G-Flex wrote:AEmer wrote:I believe his belief is that people will step in with charity in most cases - and that there will be very, very few, because only a very small percentage of people will be willing to take the risk of running with no insurance in the first place.
Except it's trivial to see that charity
doesn't provide for people that often, and that a lot of people can't afford health insurance even when it
is (sorta) well-regulated.
His point would be, that's because of a rotten culture. That there is a dialectic between the role government assumes, and the role people are willing to assume. That when government assumes control of a practice, people become unconcerned with it; they skirt their responsibility.
He's arguing, people who aren't getting insurance right now are doing so because the emergeancy room is going to not only be free, it is going to be risk-free. Charity would be different; with charity, if you're being abusive of the system, it might say 'no, you made your bed, now you can damn well lay in it'.
You might say, 'HAHA!, but there are people who are currently being denied insurance, what about them?' - Pauls retort would be, 'It's been that way for decades, and we have done nothing, because we have these emergeancy rooms people fall back on. It has allowed lawmakers to skirt their responsibility. If people were forced to rely on charity, we would have regulated the insurance industry long ago, because of a change in public oppinion'.
In other words, Paul is arguing that the troubles with health care are systemic. That the incentive structure is messed up, and therefore every current facet of how healthcare works is twisted and different from how it would be according to his vision.

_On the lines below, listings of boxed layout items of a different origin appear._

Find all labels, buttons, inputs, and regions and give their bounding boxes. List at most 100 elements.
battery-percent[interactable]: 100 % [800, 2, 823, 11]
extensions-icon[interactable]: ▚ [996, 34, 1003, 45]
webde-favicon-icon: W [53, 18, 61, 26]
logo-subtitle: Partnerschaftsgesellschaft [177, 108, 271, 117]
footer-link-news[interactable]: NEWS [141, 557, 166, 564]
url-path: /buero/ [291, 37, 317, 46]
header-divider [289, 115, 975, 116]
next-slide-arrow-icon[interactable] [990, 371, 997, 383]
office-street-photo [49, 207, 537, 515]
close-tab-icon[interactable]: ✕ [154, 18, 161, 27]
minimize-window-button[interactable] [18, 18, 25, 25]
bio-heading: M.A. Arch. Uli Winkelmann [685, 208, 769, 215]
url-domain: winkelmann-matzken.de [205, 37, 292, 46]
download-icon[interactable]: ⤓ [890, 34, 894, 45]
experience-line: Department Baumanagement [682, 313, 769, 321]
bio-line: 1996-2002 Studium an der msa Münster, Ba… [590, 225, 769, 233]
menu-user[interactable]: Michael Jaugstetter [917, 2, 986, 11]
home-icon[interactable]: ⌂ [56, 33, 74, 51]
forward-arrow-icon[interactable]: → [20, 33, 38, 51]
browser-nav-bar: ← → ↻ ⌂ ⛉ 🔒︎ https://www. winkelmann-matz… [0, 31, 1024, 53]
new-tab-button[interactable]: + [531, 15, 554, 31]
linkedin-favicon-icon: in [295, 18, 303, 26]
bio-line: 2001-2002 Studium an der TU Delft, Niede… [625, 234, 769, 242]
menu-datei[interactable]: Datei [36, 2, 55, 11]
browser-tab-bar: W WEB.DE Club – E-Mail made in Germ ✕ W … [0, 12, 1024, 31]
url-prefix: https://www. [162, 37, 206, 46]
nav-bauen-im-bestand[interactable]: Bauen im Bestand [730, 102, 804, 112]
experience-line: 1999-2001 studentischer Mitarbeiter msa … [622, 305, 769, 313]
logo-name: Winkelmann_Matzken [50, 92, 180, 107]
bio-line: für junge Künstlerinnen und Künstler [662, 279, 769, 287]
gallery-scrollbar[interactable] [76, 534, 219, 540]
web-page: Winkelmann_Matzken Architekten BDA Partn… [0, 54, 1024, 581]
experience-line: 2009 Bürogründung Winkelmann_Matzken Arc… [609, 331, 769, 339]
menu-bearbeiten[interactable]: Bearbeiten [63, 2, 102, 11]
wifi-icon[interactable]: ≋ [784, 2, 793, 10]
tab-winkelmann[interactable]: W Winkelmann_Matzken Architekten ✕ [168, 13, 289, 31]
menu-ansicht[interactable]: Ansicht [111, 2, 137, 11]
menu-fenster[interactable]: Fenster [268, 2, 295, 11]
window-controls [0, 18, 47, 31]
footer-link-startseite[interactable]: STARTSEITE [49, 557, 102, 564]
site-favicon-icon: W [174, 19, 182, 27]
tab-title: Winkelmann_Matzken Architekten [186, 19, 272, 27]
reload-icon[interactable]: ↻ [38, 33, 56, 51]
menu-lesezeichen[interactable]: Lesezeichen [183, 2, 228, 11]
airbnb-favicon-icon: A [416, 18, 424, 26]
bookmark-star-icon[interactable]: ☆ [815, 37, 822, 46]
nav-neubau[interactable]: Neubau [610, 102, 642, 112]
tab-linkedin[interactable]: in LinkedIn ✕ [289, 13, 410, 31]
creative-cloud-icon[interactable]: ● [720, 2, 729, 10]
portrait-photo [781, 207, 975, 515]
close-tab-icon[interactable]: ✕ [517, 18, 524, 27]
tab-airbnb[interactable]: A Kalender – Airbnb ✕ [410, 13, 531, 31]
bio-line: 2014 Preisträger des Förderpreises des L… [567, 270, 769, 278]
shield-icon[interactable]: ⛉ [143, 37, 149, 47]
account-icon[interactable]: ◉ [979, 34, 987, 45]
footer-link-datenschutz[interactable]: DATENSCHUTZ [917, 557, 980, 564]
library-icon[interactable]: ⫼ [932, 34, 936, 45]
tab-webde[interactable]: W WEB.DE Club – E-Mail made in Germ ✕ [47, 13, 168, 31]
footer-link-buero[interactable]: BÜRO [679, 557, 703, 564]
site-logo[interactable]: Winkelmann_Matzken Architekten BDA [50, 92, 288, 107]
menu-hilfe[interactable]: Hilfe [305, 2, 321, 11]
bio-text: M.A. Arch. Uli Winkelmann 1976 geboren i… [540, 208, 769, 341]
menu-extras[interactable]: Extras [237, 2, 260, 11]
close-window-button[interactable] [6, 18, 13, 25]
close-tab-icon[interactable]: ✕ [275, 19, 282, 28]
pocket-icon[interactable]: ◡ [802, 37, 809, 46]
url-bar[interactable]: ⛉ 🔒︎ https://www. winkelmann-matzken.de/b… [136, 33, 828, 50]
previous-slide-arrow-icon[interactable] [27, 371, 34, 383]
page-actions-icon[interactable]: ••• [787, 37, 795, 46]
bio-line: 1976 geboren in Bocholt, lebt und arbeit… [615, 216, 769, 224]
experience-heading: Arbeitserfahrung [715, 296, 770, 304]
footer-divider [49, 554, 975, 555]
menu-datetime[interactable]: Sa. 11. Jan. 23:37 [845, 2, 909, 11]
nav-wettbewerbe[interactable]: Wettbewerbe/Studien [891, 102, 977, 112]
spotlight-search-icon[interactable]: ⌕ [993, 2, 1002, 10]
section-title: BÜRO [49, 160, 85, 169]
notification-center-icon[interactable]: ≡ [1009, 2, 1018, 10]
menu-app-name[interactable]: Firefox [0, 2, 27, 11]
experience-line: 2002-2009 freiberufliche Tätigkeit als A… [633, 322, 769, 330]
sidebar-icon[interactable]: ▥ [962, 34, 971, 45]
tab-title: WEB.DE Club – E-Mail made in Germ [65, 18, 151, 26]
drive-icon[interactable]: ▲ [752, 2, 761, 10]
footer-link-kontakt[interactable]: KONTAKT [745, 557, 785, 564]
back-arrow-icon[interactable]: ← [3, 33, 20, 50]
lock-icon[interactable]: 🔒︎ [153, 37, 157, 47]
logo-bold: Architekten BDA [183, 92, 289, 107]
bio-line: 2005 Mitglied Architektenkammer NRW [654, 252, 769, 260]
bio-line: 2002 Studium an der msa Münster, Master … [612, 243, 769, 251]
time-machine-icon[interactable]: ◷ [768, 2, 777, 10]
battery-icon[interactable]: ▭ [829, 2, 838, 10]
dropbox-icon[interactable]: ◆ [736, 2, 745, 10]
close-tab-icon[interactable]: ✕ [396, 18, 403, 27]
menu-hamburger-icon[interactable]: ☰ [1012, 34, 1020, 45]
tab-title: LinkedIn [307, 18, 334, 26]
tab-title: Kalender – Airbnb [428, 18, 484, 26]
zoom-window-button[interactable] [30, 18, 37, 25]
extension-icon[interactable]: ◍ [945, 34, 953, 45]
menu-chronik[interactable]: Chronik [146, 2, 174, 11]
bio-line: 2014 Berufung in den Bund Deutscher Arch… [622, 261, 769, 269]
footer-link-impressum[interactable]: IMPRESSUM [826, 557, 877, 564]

Because of this, no, it is not trivial to see. Also, here's another fact about his position: The US currently isn't a single payer system, but the government _has_ socialized healthcare to the tune of 60% of the cost _already_ (2006 numbers). Paul is arguing, this system, the one you have, is ridiculously inefficient - and doing a federal health care system would be even worse. He's arguing that you can't afford this system at all. He's right that it's the most inefficient in the world; and he might even be right that a federal system can never be as efficient as competing models.
Again, this is idealism, and I think it's terribly naive. On the other hand, I have my own pet ideal system - Direct Repressentative Democracy - that I think would solve everything, which might also be hopelessly naive. Regardless: On this one, Pauls belief hinges on something you can neither confirm or deny to be true, because his idea is very radical.